Ed. Point Seuil, traduit de l’israélien par Dominique  Rotermund, janvier 2013, 152 pages, 5.7 euros.


Terriblement Vert!


Cette fable moderne à faire pâlir le mythe de Philémon et Baucis raconte l'itinéraire d'un homme normal, "un peu gros" peut-être, qui, un matin, se retrouve avec une branche d'olivier poussant dans son oreille! Impossible de lui enlever sans lui arracher des cris de douleurs...
Cette symbiose entre l'arbre et l'homme est le prétexte pour l'auteur de faire un parallèle avec le conflit israélo-arabe.
 Selon l'écrivain,"il est impossible de rêver à une séparation sans risquer de déchiqueter les deux partis".
 Le narrateur et fils de la victime raconte ce "big bang" familial et les réactions de chacun, ce qui nous vaut quelques réflexions hilarantes des personnages en présence . La médecine ne peut rien faire, même le charlatan se retrouve déconcerté, alors, faute de solutions, la famille se décide à rencontrer un spécialiste arabe de l'olivier qui vit en territoire occupé....

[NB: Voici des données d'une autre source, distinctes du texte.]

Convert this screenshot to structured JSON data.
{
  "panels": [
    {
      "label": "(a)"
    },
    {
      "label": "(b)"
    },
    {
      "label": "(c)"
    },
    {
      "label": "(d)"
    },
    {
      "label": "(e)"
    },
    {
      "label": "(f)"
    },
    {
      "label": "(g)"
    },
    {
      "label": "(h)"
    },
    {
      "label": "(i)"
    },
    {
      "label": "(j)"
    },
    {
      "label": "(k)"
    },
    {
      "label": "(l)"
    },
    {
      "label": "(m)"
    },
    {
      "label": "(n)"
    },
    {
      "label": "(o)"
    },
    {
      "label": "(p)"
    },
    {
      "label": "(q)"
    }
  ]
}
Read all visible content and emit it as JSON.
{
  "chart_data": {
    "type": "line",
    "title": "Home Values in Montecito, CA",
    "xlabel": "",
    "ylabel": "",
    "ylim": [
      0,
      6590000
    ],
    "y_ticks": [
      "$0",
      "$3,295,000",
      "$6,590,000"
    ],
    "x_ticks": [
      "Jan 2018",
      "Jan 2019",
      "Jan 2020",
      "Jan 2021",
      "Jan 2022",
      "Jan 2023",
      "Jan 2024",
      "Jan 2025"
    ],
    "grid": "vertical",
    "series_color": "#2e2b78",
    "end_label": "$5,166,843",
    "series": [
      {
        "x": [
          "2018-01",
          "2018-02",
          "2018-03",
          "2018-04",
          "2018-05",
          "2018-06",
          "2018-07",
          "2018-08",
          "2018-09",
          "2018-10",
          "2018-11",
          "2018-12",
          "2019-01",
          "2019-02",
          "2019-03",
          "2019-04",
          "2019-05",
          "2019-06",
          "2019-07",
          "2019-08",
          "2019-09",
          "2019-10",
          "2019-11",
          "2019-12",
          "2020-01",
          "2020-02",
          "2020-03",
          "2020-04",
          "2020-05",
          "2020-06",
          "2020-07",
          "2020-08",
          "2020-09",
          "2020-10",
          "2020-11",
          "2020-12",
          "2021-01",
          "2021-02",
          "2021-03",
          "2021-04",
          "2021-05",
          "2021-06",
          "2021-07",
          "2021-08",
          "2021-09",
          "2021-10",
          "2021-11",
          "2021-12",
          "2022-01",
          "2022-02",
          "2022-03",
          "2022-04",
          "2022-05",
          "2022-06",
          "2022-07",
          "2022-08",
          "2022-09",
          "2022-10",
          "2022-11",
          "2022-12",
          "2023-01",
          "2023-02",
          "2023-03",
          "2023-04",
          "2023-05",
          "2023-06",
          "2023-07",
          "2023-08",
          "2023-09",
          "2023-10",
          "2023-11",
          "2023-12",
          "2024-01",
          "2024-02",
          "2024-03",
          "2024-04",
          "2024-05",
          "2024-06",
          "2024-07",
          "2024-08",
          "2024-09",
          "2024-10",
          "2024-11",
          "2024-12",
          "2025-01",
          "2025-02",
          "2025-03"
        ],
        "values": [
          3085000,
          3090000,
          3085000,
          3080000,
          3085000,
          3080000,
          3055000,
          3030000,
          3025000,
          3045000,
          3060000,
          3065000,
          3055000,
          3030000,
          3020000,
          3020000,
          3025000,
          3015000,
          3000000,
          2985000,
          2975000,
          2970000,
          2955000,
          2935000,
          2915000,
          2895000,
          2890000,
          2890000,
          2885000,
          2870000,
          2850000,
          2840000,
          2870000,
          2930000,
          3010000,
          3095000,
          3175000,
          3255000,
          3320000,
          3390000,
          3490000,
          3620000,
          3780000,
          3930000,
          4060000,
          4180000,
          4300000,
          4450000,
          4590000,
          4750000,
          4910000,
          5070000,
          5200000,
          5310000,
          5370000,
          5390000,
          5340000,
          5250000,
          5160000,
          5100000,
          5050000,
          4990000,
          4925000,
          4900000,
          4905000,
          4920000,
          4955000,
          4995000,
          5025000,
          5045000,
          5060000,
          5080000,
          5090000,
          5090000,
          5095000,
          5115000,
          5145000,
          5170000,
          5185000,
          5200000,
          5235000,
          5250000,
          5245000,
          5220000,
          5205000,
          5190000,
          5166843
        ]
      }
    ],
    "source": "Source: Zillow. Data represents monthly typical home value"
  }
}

En utilisant le ressorts de la comédie, Benny Barbash s'attaque aux idées reçues et donne son avis sur le conflit qui divise son pays. L'olivier, symbole de liberté, qui pousse dans le corps d'un juif qui ira chercher de l'aide auprès d'un arabe, est une allégorie forte. Le narrateur, du haut de ses treize ans, raconte naïvement ce qui se passe, et c'est au travers des réflexions des adultes qui l'entourent que le lecteur décèle la gravité des propos tenus. On peut dire à juste titre que cette histoire fantastique est une fable contemporaine (la fin en est la preuve) qui se lit de bout en bout avec plaisir et bonne humeur.
C'est court, distrayant, mais sans passion.